A robust ePI repository should be built on a FHIR R5-compliant server. Implementers can choose between open-source solutions (e.g., HAPI FHIR) or commercial FHIR-as-a-Service platforms.

Key Components

  1. FHIR Server: The core engine for storing Bundle, Composition, and related product resources.
  2. API Layer: Provides standard RESTful endpoints for searching (GET /Bundle?subject.identifier=...) and retrieval.
  3. Ingestion Engine: Handles the upload and validation of new ePI versions, ensuring they match the required profiles.
  4. Security Layer: Manages access control, particularly for internal repositories or pre-approval drafts.

For a detailed list of minimum technical requirements, see the API Server Capabilities page.

Setting Up the Repository

1. Choose a FHIR Platform

Choose a platform based on your scale and technical capabilities:

  • Open Source: Offers maximum control and no licensing fees but requires significant DevOps expertise.
  • Commercial/Cloud: Managed services (e.g., AWS HealthLake, Google Cloud Healthcare API, Microsoft Health Data Services) provide scalability, security, and compliance out-of-the-box.

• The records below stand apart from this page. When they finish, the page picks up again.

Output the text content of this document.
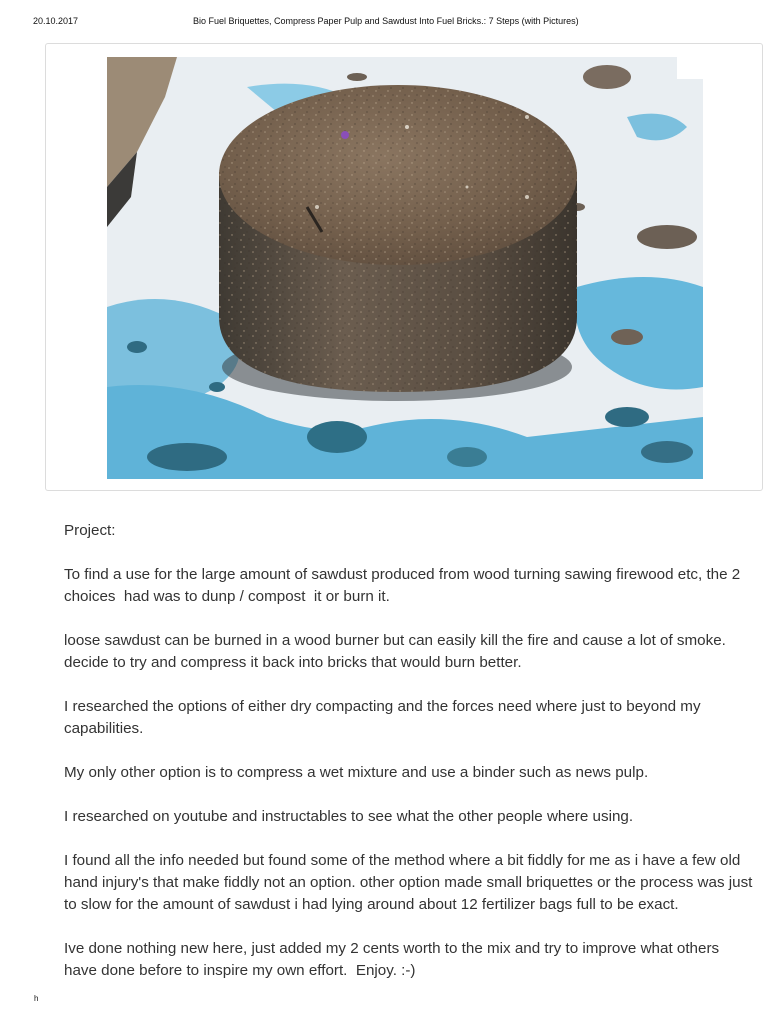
20.10.2017	Bio Fuel Briquettes, Compress Paper Pulp and Sawdust Into Fuel Bricks.: 7 Steps (with Pictures)

Project:

To find a use for the large amount of sawdust produced from wood turning sawing firewood etc, the 2 choices  had was to dunp / compost  it or burn it.

loose sawdust can be burned in a wood burner but can easily kill the fire and cause a lot of smoke. decide to try and compress it back into bricks that would burn better.

I researched the options of either dry compacting and the forces need where just to beyond my capabilities.

My only other option is to compress a wet mixture and use a binder such as news pulp.

I researched on youtube and instructables to see what the other people where using.

I found all the info needed but found some of the method where a bit fiddly for me as i have a few old hand injury's that make fiddly not an option. other option made small briquettes or the process was just to slow for the amount of sawdust i had lying around about 12 fertilizer bags full to be exact.

Ive done nothing new here, just added my 2 cents worth to the mix and try to improve what others have done before to inspire my own effort.  Enjoy. :-)

h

2. Configure Profiles and Validation

Load the ePI Implementation Guide's profiles (StructureDefinition resources) onto the server. Configure the server to validate all incoming ePI Bundles against these profiles to ensure data quality and interoperability.

3. Define the Search Strategy

To make the catalog useful, index key elements for searching:

  • Product Name: MedicinalProductDefinition.name
  • Identifier: GTIN, National ID, or SPOR ID.
  • Organization: Marketing Authorization Holder.
  • Date: Last updated or authorization date.

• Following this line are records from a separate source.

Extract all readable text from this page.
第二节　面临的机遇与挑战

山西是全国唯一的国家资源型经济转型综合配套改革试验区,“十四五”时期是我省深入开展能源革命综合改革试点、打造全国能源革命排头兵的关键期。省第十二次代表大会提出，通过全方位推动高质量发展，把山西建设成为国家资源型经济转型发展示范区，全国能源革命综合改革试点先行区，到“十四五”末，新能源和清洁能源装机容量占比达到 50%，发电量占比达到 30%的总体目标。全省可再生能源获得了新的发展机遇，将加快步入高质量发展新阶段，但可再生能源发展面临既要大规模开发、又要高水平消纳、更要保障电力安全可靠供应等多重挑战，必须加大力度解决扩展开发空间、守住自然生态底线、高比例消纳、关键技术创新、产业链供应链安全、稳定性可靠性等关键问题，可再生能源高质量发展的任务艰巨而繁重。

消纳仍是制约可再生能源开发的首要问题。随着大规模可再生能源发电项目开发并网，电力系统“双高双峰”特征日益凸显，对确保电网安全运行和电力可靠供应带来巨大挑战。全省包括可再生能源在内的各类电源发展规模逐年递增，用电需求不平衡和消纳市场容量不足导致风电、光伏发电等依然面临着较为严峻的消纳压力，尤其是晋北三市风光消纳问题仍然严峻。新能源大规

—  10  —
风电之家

How It Works: The ePI Lifecycle

  1. Submission/Ingestion: An ePI document (Bundle) is posted to the repository.
  2. Indexing: The server extracts metadata for searching.
  3. Versioning: The repository maintains a history of the document. When a new version is authorized, the previous version is archived but remains accessible via its versionId.
  4. Distribution: Third-party apps (e.g., ePrescribing software, patient apps) query the repository via the FHIR API to retrieve the latest version of a label.

For detailed specifications on document submission, status updates, and lifecycle management, implementers should refer to the APIX Implementation Guide.

Vendor Neutrality

This Implementation Guide does not endorse specific software or cloud providers. The technical requirements are based on the global FHIR standard, allowing stakeholders to build or buy a solution that best fits their regulatory and business environment.